Une nouvelle chasse aux étrangers irréguliers lancée à Brazzaville

La nouvelle opération Mbata ya Bakolo vise les étrangers illégaux originaires notamment de l’Afrique de l’Ouest. Elle serait plus motivée par des raisons financières.

Le directeur général de la police congolaise le général Jean-François Ndenguet a relancé ce mercredi à Brazzaville l'opération « Mbata ya Bakolo » visant à reconduire aux frontières tous les étrangers résidant irrégulièrement au Congo. Dans une communication, le patron de la police a demandé à la population de signaler la présence de tous les étrangers qui habitent dans leur quartier.

cg jean francois ndenguet 55fceLe général Jean-François Ndenguet

L'opération vise directement les ressortissants des pays africains notamment le Mali, le Nigeria, le Sénégal. Il y a aussi le Cameroun et la Mauritanie. Des pays dont les ressortissants détiennent d'importants commerces dans la capitale congolaise. D'autres nationalités ciblées au cours de cette opération dont la durée n'a pas été communiquée par les autorités, sont les Ivoiriens, les Burkinabè, les Tchadiens et les Rwandais arrivés massivement à Brazzaville après le génocide de 1994.

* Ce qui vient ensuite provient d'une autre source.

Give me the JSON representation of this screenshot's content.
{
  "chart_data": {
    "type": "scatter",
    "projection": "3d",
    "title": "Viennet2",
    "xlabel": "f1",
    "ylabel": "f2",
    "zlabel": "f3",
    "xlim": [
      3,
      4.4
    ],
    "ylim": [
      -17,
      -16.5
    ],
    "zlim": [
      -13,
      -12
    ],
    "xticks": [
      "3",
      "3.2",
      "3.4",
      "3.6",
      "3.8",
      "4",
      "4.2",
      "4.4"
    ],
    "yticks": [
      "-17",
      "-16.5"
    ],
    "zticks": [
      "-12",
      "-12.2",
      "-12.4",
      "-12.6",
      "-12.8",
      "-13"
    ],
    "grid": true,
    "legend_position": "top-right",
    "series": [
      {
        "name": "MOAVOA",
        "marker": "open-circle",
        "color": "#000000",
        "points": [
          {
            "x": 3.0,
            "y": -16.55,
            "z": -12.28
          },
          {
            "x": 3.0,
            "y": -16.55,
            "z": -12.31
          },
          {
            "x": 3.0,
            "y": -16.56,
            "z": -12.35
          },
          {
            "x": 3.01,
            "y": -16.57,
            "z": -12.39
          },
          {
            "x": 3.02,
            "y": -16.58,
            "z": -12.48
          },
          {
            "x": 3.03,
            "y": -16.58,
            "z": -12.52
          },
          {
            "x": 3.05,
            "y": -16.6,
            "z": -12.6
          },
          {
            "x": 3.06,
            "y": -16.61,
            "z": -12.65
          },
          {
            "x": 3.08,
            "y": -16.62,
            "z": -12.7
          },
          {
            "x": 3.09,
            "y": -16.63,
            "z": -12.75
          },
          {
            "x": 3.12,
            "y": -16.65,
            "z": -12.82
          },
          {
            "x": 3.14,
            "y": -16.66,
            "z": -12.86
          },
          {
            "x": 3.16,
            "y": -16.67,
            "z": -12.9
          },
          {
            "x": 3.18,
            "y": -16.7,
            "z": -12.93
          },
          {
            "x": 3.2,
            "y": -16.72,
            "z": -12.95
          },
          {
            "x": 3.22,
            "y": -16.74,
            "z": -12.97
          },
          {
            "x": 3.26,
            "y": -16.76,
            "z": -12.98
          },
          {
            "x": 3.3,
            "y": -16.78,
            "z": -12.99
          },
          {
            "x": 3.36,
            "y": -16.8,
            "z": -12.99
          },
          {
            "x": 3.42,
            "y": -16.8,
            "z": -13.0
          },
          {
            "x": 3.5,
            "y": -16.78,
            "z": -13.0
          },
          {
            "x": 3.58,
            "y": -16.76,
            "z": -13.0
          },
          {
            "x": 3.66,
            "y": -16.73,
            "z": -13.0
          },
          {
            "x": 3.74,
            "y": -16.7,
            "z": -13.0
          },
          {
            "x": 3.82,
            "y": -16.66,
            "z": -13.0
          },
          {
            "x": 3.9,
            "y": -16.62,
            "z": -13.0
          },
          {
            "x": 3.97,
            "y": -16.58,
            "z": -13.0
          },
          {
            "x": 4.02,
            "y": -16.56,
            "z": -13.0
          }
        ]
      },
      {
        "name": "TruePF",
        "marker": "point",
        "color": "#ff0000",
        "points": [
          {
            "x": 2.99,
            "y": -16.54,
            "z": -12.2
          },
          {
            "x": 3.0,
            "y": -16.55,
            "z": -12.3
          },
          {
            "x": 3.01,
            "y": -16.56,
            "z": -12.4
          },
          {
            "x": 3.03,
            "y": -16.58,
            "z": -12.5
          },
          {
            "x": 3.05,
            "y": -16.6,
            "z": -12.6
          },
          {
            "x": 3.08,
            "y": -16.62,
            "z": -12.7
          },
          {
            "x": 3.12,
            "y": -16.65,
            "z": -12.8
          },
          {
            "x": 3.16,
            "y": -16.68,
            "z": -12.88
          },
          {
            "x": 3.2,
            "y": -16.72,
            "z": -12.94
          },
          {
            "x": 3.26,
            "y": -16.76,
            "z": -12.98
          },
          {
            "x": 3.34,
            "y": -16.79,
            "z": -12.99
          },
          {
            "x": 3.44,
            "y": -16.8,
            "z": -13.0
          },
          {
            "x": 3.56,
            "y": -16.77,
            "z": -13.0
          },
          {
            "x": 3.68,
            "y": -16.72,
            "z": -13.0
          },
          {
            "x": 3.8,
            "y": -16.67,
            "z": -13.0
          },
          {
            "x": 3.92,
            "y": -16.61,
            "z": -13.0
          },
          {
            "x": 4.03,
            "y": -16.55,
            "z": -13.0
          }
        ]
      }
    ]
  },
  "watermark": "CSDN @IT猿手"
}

Le général Ndenguet a prévenu : il sera « très implacable » à l'endroit des étrangers illégaux. Conséquences : depuis la semaine dernière, les bureaux de la direction d'immigration sont pleins à craquer, pris d'assaut par des sans papiers qui tiennent à se mettre en situation régulière. D'autres y viennent aussi pour retirer des documents déclarés et payés depuis des mois. « Cela fait six mois que je viens ici retirer ma carte de séjour après avoir payé 240.000 francs CFA (NDLR : environ 365 euros), mais rien n'est toujours prêt », se lamente Salif, un ressortissant sénégalais.

Dans les ambassades et consulats des pays concernés, un monde fou a également été observé ce mercredi à Brazzaville. « Nous venons nous enregistrer d'abord et obtenir une carte consulaire à 25.000 francs CFA (NDLR : environ 38 euros). Il y a trop de gens, il faut être patient », indique Maï, une Malienne.

Trésorerie

D'après les services d'immigration, près de 500.000 étrangers séjournent au Congo et plus des deux tiers ne seraient pas en règle. Le pays compte une population de 4,2 millions d'habitants. Une source policière explique que cette opération est motivée par les actes de banditisme, de vols et de viols enregistrés dans les quartiers populaires. D'autres étrangers notamment ceux de la communauté libanaise seraient artisans de pratiques mafieuses tel le blanchissement d'argent. Ils seraient aussi responsables de diverses violations d'intégrité physique des Congolais qu'ils emploient comme agents de commerce ou techniciens de surface.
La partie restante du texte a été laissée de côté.